Publication year - 2017
Publication title -
pain practice
Language(s) - English
Resource type - Journals
SCImago Journal Rank - 0.899
H-Index - 58
eISSN - 1533-2500
pISSN - 1530-7085
DOI - 10.1111/papr.12440
Subject(s) - medicine , fibromyalgia , irritable bowel syndrome , psychosocial , chronic fatigue syndrome , headaches , anxiety , subclinical infection , physical therapy , central sensitization , migraine , depression (economics) , severity of illness , psychiatry , receptor , nociception , economics , macroeconomics
Objectives The aim of this study was to create and validate severity levels for the central sensitization inventory ( CSI ), a valid and reliable patient‐reported outcome instrument designed to identify patients whose presenting symptoms may be related to a central sensitivity syndrome ( CSS ; eg, fibromyalgia, chronic fatigue syndrome, irritable bowel syndrome), with a proposed common etiology of central sensitization ( CS ). Methods Based on CSI score means and standard deviations from previously published subject samples, the following CSI severity levels were established: subclinical = 0 to 29; mild = 30 to 39; moderate = 40 to 49; severe = 50 to 59; and extreme = 60 to 100. The concurrent validity of the CSI severity levels was then confirmed in a separate chronic pain patient sample (58% with a CSS diagnosis and 42% without) by demonstrating associations between CSI scores and (1) the number of physician‐diagnosed CSS s; (2) CSI score distributions in both CSS and non‐ CSS patient samples; (3) patient‐reported history of CSS s; and (4) patient‐reported psychosocial measures, which are known to be associated with CSS s. Results Compared to the non‐ CSS patient subsample, the score distribution of the CSS patient subsample was skewed toward the higher severity ranges.

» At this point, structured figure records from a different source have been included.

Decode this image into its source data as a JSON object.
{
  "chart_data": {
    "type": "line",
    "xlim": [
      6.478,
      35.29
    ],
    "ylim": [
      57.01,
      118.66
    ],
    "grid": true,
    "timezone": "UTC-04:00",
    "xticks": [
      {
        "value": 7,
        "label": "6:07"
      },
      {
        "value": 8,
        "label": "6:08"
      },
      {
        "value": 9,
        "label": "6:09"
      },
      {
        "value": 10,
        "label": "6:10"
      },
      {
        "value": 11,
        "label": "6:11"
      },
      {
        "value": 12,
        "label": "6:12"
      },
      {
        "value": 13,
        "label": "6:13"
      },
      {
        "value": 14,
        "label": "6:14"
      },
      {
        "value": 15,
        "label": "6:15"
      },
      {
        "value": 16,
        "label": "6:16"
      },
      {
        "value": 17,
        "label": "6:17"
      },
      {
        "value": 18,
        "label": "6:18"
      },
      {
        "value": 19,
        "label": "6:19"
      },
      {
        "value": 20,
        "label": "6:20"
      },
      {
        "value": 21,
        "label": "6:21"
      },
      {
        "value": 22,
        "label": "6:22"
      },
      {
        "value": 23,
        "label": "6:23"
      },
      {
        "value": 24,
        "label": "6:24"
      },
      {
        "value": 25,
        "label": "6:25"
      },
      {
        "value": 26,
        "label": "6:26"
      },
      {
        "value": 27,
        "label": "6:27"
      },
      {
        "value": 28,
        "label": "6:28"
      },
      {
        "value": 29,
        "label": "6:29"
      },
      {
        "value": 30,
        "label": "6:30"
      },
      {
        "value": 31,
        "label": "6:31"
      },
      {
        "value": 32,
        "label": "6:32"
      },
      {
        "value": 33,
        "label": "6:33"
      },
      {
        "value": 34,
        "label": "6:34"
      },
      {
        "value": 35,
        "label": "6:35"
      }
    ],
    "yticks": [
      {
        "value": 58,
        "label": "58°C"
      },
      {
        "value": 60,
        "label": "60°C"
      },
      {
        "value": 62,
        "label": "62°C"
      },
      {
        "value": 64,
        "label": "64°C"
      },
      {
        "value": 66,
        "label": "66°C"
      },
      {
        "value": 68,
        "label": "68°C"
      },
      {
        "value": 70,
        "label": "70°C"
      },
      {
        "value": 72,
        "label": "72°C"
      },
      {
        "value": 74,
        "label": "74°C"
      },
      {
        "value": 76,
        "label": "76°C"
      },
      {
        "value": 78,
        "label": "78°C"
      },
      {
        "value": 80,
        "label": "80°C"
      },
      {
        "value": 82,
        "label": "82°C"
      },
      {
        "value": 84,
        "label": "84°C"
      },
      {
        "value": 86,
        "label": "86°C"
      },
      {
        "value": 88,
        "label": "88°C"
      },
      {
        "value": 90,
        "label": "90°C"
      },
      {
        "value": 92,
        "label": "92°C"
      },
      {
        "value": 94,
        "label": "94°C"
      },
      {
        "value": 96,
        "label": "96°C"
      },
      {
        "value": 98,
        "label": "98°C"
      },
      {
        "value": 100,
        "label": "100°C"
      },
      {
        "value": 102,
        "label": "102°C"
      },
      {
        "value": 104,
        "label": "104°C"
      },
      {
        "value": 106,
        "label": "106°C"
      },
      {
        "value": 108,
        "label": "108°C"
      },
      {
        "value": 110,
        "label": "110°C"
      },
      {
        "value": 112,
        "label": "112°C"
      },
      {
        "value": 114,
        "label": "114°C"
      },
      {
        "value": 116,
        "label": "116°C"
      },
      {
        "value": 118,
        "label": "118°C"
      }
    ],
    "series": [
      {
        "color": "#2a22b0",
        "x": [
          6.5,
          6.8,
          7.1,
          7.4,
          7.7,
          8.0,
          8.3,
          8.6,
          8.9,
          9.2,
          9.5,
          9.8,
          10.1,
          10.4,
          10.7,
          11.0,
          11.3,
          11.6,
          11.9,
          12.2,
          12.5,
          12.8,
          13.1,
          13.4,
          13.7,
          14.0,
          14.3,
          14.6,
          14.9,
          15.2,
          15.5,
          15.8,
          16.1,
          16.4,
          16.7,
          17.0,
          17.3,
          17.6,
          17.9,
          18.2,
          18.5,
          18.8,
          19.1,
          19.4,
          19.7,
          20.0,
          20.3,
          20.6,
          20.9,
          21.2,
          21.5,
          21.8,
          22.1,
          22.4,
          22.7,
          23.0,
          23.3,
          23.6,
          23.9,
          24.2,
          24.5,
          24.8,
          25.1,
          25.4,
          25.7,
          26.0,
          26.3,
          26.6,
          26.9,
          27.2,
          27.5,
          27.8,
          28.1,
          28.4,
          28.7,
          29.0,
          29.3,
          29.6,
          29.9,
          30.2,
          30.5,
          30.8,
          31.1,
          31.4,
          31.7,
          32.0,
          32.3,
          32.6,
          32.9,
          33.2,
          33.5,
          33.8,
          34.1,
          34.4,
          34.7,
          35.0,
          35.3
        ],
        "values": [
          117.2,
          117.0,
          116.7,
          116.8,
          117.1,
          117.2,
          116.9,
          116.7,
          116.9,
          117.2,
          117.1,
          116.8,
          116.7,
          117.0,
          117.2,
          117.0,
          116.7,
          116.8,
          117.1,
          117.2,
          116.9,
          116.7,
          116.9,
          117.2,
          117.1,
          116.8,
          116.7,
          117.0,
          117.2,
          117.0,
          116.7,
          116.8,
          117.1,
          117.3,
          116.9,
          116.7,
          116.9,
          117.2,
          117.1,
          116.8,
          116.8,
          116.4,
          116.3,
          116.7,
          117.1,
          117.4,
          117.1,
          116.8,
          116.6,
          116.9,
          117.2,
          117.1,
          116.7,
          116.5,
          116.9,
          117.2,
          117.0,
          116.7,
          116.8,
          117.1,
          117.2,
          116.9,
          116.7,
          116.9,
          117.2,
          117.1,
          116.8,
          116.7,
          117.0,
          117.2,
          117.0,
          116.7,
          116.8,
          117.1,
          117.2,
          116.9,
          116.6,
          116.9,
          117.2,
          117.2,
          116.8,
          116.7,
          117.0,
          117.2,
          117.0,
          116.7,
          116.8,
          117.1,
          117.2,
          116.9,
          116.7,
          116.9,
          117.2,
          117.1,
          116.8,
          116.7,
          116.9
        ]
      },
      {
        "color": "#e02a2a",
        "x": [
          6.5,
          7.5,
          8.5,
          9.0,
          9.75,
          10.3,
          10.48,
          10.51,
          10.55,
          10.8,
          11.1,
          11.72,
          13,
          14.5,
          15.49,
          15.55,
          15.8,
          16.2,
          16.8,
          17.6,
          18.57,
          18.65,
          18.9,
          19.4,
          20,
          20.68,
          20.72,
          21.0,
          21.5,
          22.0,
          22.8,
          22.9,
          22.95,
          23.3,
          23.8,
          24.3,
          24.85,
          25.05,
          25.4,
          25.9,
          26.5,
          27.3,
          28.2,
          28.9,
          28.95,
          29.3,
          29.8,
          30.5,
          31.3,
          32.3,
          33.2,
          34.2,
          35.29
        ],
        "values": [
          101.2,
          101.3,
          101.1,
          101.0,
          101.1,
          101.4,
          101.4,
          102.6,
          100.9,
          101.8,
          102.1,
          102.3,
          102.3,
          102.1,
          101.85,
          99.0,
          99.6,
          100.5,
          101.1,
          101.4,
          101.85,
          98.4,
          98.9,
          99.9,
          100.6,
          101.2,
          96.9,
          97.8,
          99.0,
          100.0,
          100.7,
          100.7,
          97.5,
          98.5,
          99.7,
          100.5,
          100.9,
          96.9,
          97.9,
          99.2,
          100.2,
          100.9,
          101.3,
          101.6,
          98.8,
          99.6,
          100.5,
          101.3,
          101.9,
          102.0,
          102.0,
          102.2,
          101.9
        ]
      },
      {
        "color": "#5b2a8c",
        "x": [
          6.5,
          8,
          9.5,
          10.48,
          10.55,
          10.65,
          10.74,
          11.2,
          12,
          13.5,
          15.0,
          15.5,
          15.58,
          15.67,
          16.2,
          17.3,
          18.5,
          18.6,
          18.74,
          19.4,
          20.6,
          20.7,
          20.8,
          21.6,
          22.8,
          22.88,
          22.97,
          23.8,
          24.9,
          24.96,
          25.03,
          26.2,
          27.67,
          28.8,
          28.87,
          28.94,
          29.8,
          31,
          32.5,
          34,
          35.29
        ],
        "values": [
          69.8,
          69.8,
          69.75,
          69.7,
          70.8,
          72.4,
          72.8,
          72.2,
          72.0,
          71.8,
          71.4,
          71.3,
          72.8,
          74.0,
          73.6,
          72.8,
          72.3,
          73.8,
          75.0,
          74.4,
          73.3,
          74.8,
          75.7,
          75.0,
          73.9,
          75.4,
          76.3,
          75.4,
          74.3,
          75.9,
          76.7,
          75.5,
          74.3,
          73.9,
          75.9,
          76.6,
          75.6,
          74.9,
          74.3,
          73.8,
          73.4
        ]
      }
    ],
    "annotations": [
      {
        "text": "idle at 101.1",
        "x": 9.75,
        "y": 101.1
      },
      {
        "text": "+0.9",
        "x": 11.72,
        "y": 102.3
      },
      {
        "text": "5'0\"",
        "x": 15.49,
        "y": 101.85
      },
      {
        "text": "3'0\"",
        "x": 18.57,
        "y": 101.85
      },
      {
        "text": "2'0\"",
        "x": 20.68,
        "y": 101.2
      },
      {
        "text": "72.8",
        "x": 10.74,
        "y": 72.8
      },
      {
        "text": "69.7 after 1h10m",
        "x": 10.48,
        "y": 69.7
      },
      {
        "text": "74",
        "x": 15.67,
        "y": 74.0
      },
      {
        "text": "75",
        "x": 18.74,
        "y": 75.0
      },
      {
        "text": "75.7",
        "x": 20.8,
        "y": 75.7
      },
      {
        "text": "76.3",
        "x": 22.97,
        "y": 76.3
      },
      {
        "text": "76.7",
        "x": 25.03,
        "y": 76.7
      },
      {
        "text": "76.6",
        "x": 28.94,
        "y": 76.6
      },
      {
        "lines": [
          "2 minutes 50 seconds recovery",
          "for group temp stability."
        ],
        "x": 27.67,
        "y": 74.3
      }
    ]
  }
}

CSI mean scores moved into higher severity levels as the number of individual CSS diagnoses increased. Patients who scored in the extreme CSI severity level were more likely to report previous diagnoses of fibromyalgia, chronic fatigue syndrome, temporomandibular joint disorder, tension/migraine headaches, and anxiety or panic attacks ( P < 0.01). CSI severity levels were also associated with patient‐reported depressive symptoms, perceived disability, sleep disturbance, and pain intensity ( P ≤ 0.02). Conclusion This study provides support for these CSI severity levels as a guideline for healthcare providers and researchers in interpreting CSI scores and evaluating treatment responsiveness.